Among all the news coverage about Steve Jobs stepping down as Apple CEO, the most interesting to me was Piers Morgan’s interview with Apple co-founder Steve Wozniak. Remember him? (Oh, heck, some of you weren’t even born!)
Remember when you first heard the name Apple? Why on earth would someone name a company after a piece of fruit?
A self-professed engineering geek and without Jobs’s rock-star charisma, Wozniak had such clarity in describing what made the other Steve unique that I almost forgot he was an engineer. But what Wozniak said was only partly rocket science. He explained that Jobs had a laser focus—always—on the end-user benefit. Every new capability or gee-whiz feature Jobs interrogated accordingly.

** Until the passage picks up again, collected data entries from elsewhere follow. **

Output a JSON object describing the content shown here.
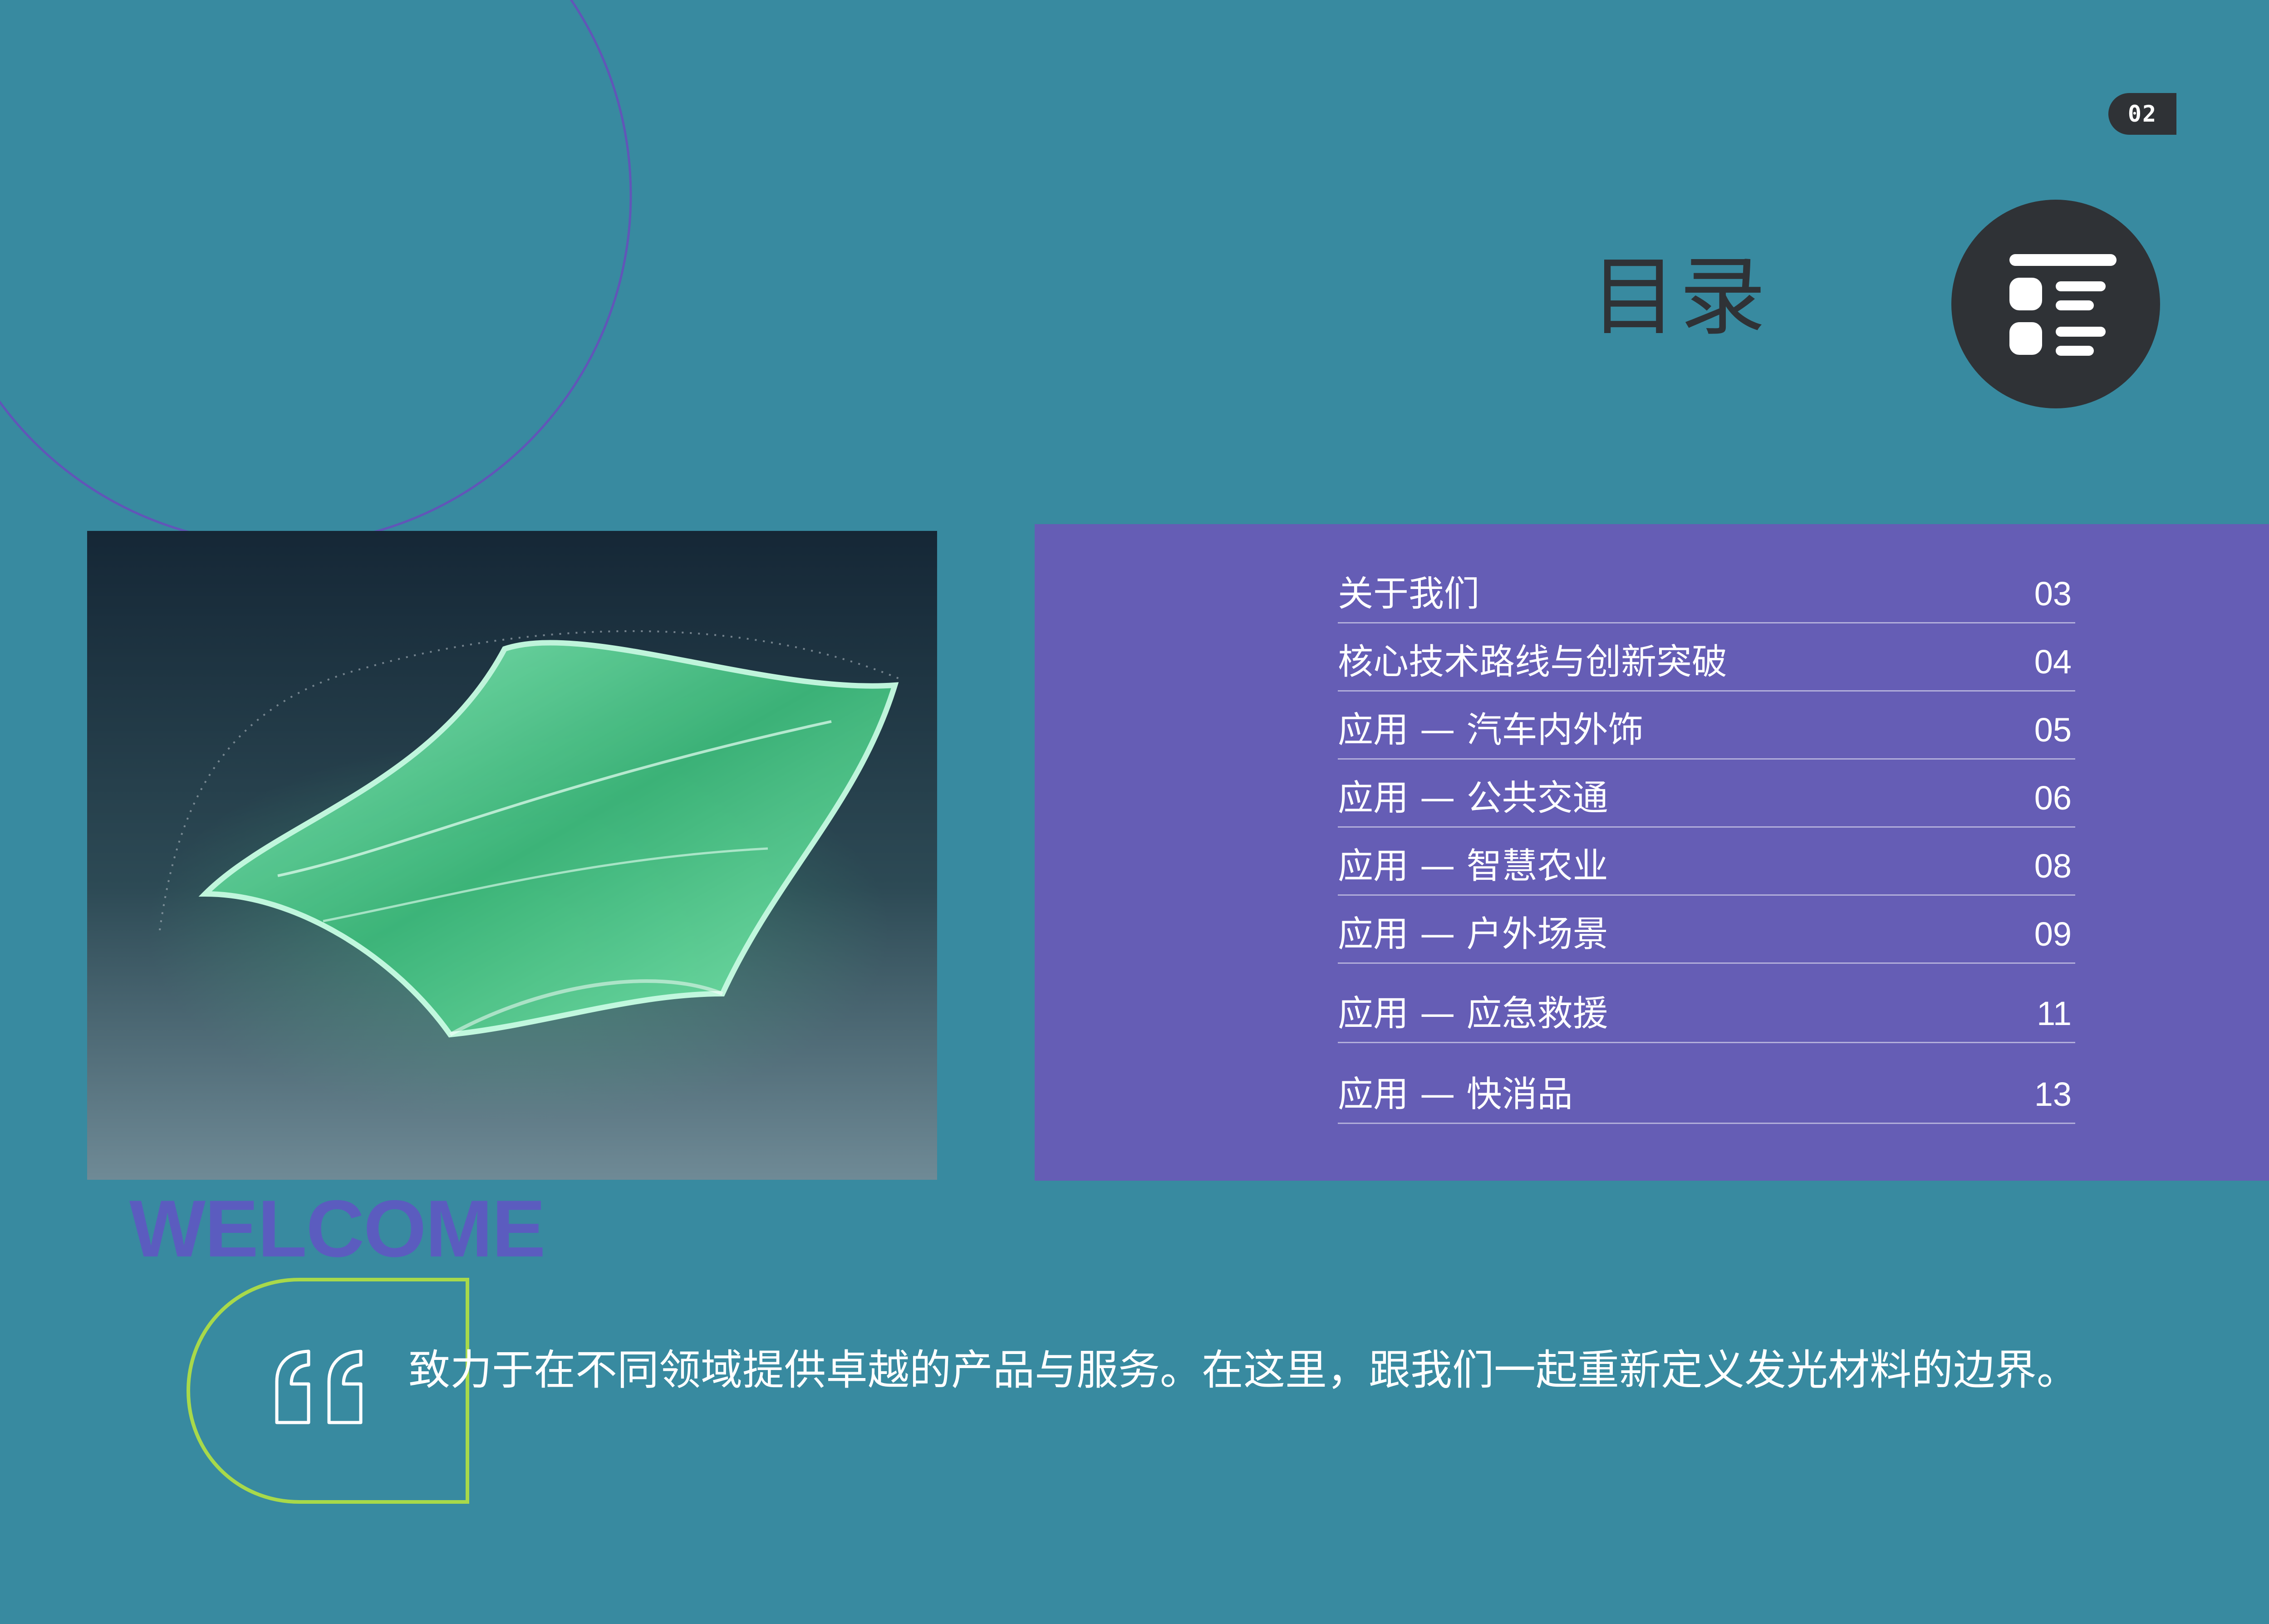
{
  "page": {
    "number": "02",
    "title": "目录"
  },
  "toc": {
    "items": [
      {
        "label": "关于我们",
        "page": "03"
      },
      {
        "label": "核心技术路线与创新突破",
        "page": "04"
      },
      {
        "label": "应用 — 汽车内外饰",
        "page": "05"
      },
      {
        "label": "应用 — 公共交通",
        "page": "06"
      },
      {
        "label": "应用 — 智慧农业",
        "page": "08"
      },
      {
        "label": "应用 — 户外场景",
        "page": "09"
      },
      {
        "label": "应用 — 应急救援",
        "page": "11"
      },
      {
        "label": "应用 — 快消品",
        "page": "13"
      }
    ]
  },
  "welcome": "WELCOME",
  "tagline": "致力于在不同领域提供卓越的产品与服务。在这里，跟我们一起重新定义发光材料的边界。",
  "icons": {
    "menu": "list-menu-icon",
    "quote": "quote-icon"
  },
  "colors": {
    "background": "#388aa0",
    "panel": "#655db5",
    "dark": "#2f3236",
    "welcome": "#5b5cbf",
    "quote_outline": "#a8d94a",
    "glow": "#4fd08f"
  }
}
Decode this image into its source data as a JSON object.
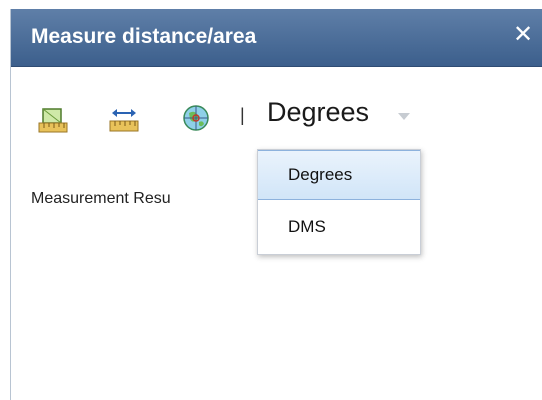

It wasn’t engineering for engineering’s sake, and it wasn’t marketing for marketing’s sake, like much in the rest of the world. It was all about innovation that would make itself instantly, compellingly necessary to your life (my paraphrasing). Based on that standard, it’s easy to understand why Jobs—and Apple—are in a class by themselves.
Wozniak impressed me. He was an optimist, a class act (I haven’t read the books to know if there was ever bad blood between them) and forgiving of any moments where Jobs might have been harsh by his interrogation of ideas.
Apple. I get it now. It’s all about forbidden fruit. Polish. Sustenance. Flavor. Wisdom. And, sadly, with last week’s news, it’s now about being perishable as well.